Analyst Corner: Maintain ‘Buy/SO’ on ICICI Bank; CASA remains strong
December 8, 2020 2:15 AM
This becomes especially relevant in the domain of retail loans when it moves past mere efficiency improvements like video KYC or pre-approved lending to the domain of individual risk assessment and pricing.
ICICI Bank shares closed down by 0.42 per cent at Rs 508.50 apiece on BSE. ICICI Securities scrip closed 1.36 per cent up at Rs 460.90 apiece.
By Edelweiss Securities
Key takeaway from ICICI Bank’s (ICICIB) Analyst Day 2020 was of an organisation that has achieved near-term goals of stabilisation and is now looking to build further. The event was not just some low-resolution promise of higher aggregate growth, but a blow-by-blow enunciation of its favoured approach to deepening the moats of its existing business lines through dual levers of analytics and digitisation.
Hard knocks from the past form the sub-text of this plan, revealed only in its finer texture (eco-system approach to tracking risk/opportunity in rural & business banking, early warning analytics, etc.). ICICIB continues as our top ‘BUY’.

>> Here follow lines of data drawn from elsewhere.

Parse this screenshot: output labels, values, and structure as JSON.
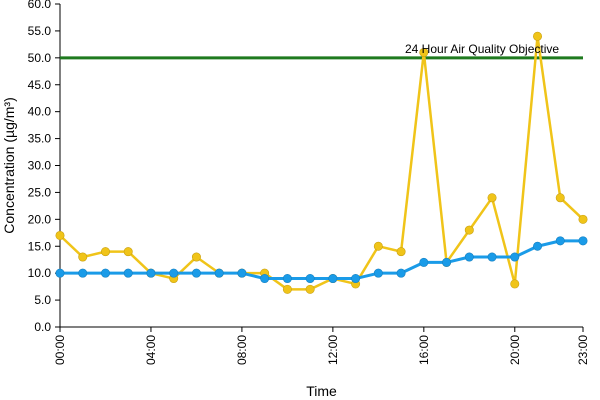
{
  "chart_data": {
    "type": "line",
    "xlabel": "Time",
    "ylabel": "Concentration (µg/m³)",
    "ylim": [
      0,
      60
    ],
    "yticks": [
      "0.0",
      "5.0",
      "10.0",
      "15.0",
      "20.0",
      "25.0",
      "30.0",
      "35.0",
      "40.0",
      "45.0",
      "50.0",
      "55.0",
      "60.0"
    ],
    "xticks": [
      "00:00",
      "04:00",
      "08:00",
      "12:00",
      "16:00",
      "20:00",
      "23:00"
    ],
    "xtick_hours": [
      0,
      4,
      8,
      12,
      16,
      20,
      23
    ],
    "x": [
      0,
      1,
      2,
      3,
      4,
      5,
      6,
      7,
      8,
      9,
      10,
      11,
      12,
      13,
      14,
      15,
      16,
      17,
      18,
      19,
      20,
      21,
      22,
      23
    ],
    "grid": false,
    "series": [
      {
        "color": "#f0c419",
        "values": [
          17,
          13,
          14,
          14,
          10,
          9,
          13,
          10,
          10,
          10,
          7,
          7,
          9,
          8,
          15,
          14,
          51,
          12,
          18,
          24,
          8,
          54,
          24,
          20
        ]
      },
      {
        "color": "#1a9be8",
        "values": [
          10,
          10,
          10,
          10,
          10,
          10,
          10,
          10,
          10,
          9,
          9,
          9,
          9,
          9,
          10,
          10,
          12,
          12,
          13,
          13,
          13,
          15,
          16,
          16
        ]
      }
    ],
    "reference_line": {
      "value": 50,
      "label": "24 Hour Air Quality Objective",
      "color": "#1f7a1f"
    }
  }
}
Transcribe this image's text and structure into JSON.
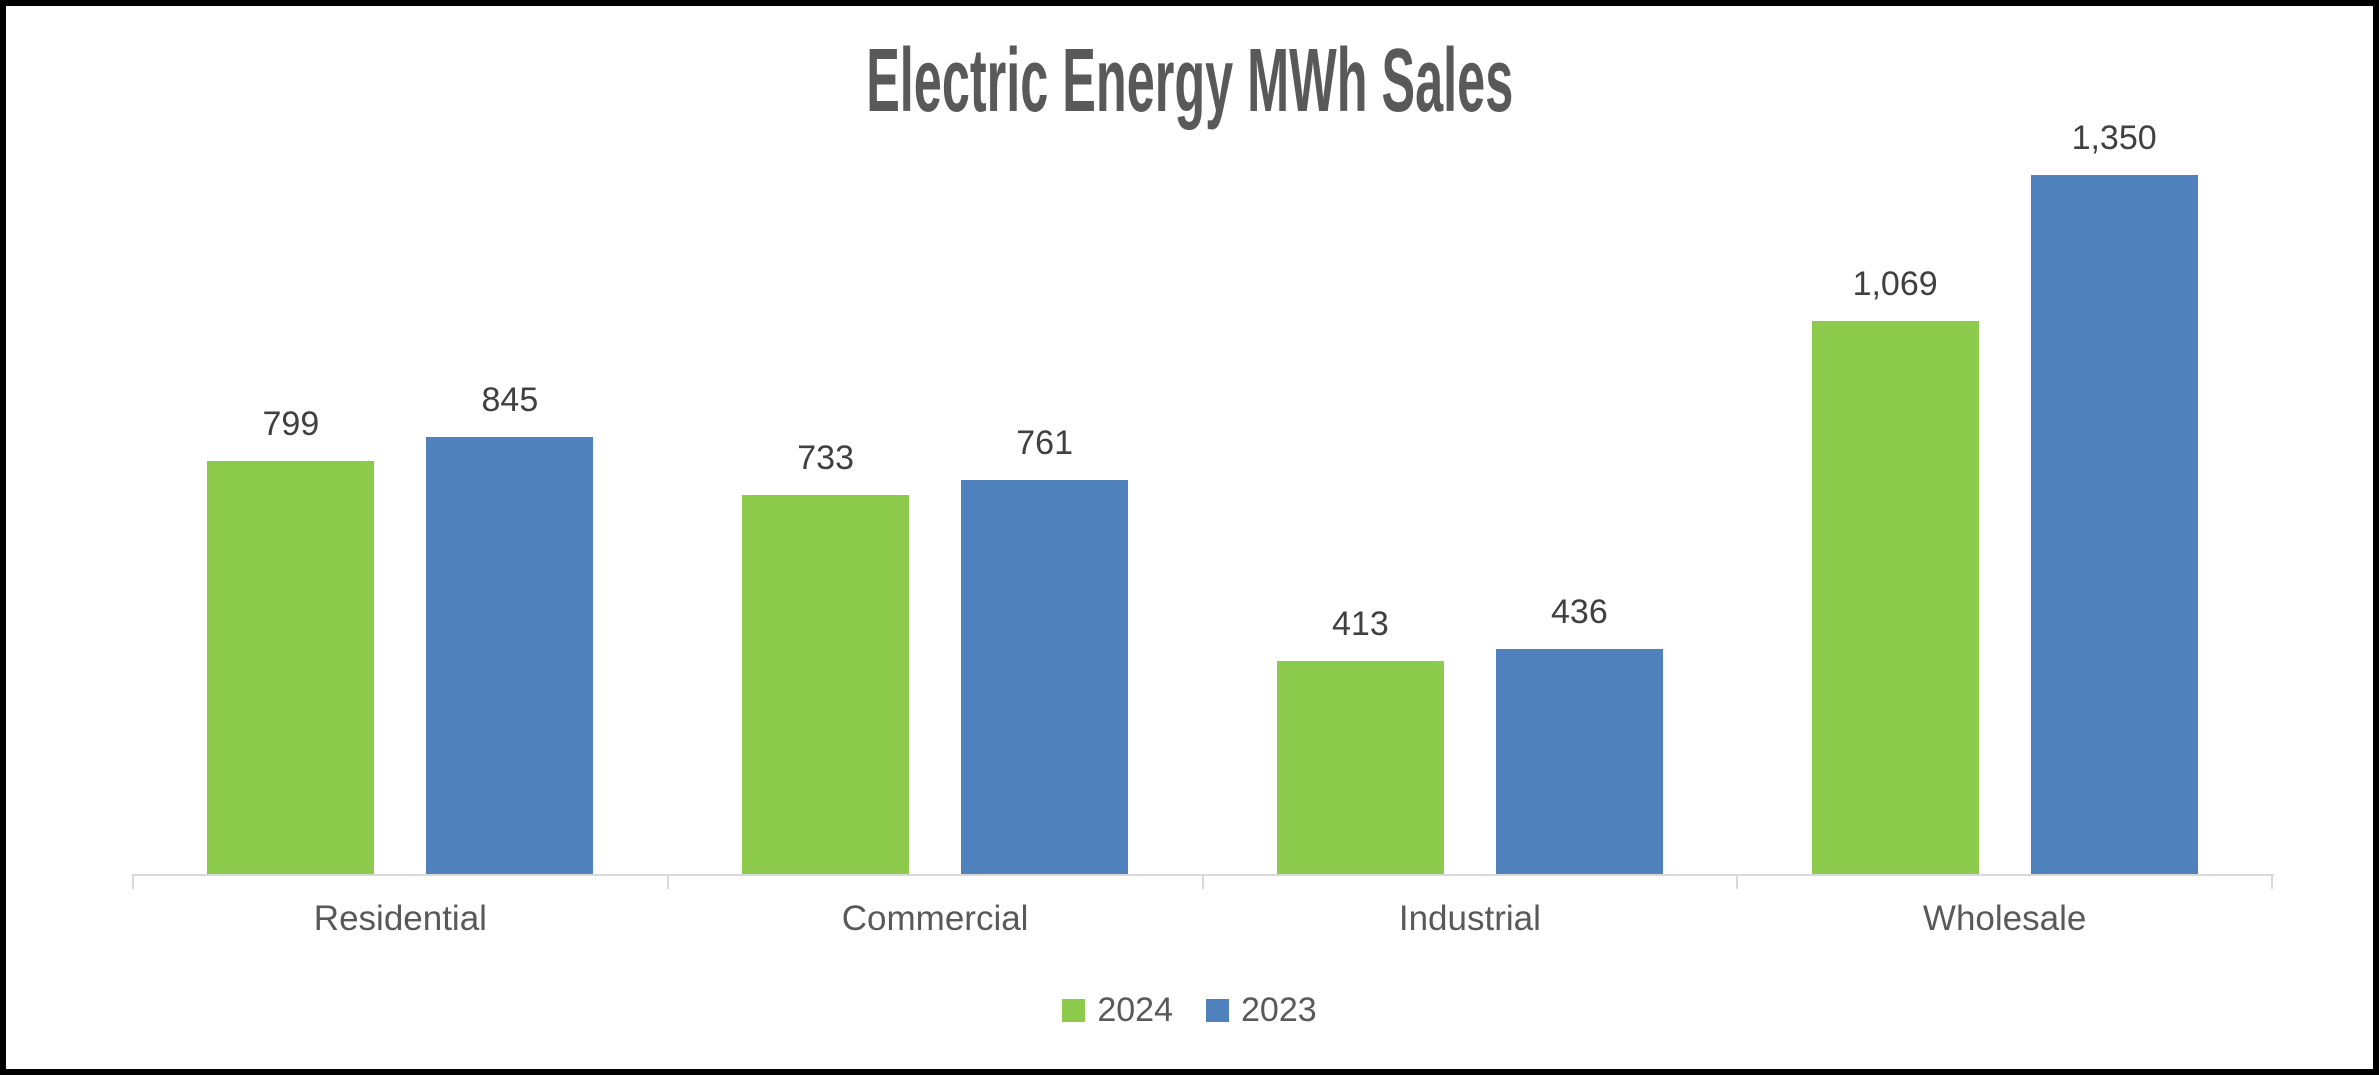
{
  "chart_data": {
    "type": "bar",
    "title": "Electric Energy MWh Sales",
    "categories": [
      "Residential",
      "Commercial",
      "Industrial",
      "Wholesale"
    ],
    "series": [
      {
        "name": "2024",
        "color": "#8DCB4C",
        "values": [
          799,
          733,
          413,
          1069
        ],
        "labels": [
          "799",
          "733",
          "413",
          "1,069"
        ]
      },
      {
        "name": "2023",
        "color": "#4F81BD",
        "values": [
          845,
          761,
          436,
          1350
        ],
        "labels": [
          "845",
          "761",
          "436",
          "1,350"
        ]
      }
    ],
    "xlabel": "",
    "ylabel": "",
    "ylim": [
      0,
      1465
    ],
    "grid": false,
    "data_labels": true,
    "legend_position": "bottom",
    "legend": [
      "2024",
      "2023"
    ]
  },
  "colors": {
    "series_2024": "#8DCB4C",
    "series_2023": "#4F81BD",
    "axis_line": "#D9D9D9",
    "title_text": "#595959",
    "data_label_text": "#404040",
    "category_text": "#595959",
    "frame_border": "#000000",
    "background": "#FFFFFF"
  }
}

ICICIB’s retail focus was in ample evidence. Management made it clear that hyper- personalised and targeted meeting of customer needs, both within and beyond banking, christened ‘Customer 360’, remains the credo of its digital initiative. A level of service made possible only through deep embedding of technology and alignment of on-ground business capabilities with data-driven individualised insights. This becomes especially relevant in the domain of retail loans when it moves past mere efficiency improvements like video KYC or pre-approved lending to the domain of individual risk assessment and pricing. Management is confident of the bank’s proprietary credit filters and scorecards, communicating that its 100-parameter scorecards were ~80% accurate in predicting defaults.
We’ve always vouched for ICICIB as one of the CASA champions of Indian banking. This and the balance sheet comforts of high provisioning/capitalisation has undeniably played a role in our selection of it as our sector top pick, rendered further attractive by valuation-driven (1.4x FY22E core BVPS) margin of safety. On the asset front, however, we have not assumed much beyond low cost of funds driven benefits of positive rate selection and wide reach backed broad credit market prominence. The latest strategy promises the leap from “Good to Great”. We take note of its vast wealth of data and deep franchise moats on liabilities to surmise that, if indeed, execution can happen on the lines articulated in the bank’s presentation, success & therefore re-rating to sector leadership valuations is possible.
However, we cannot take the leap of faith that it is already probable. The best part of any re-rating to our core multiple will await hard evidence of execution. We maintain ‘BUY/SO’.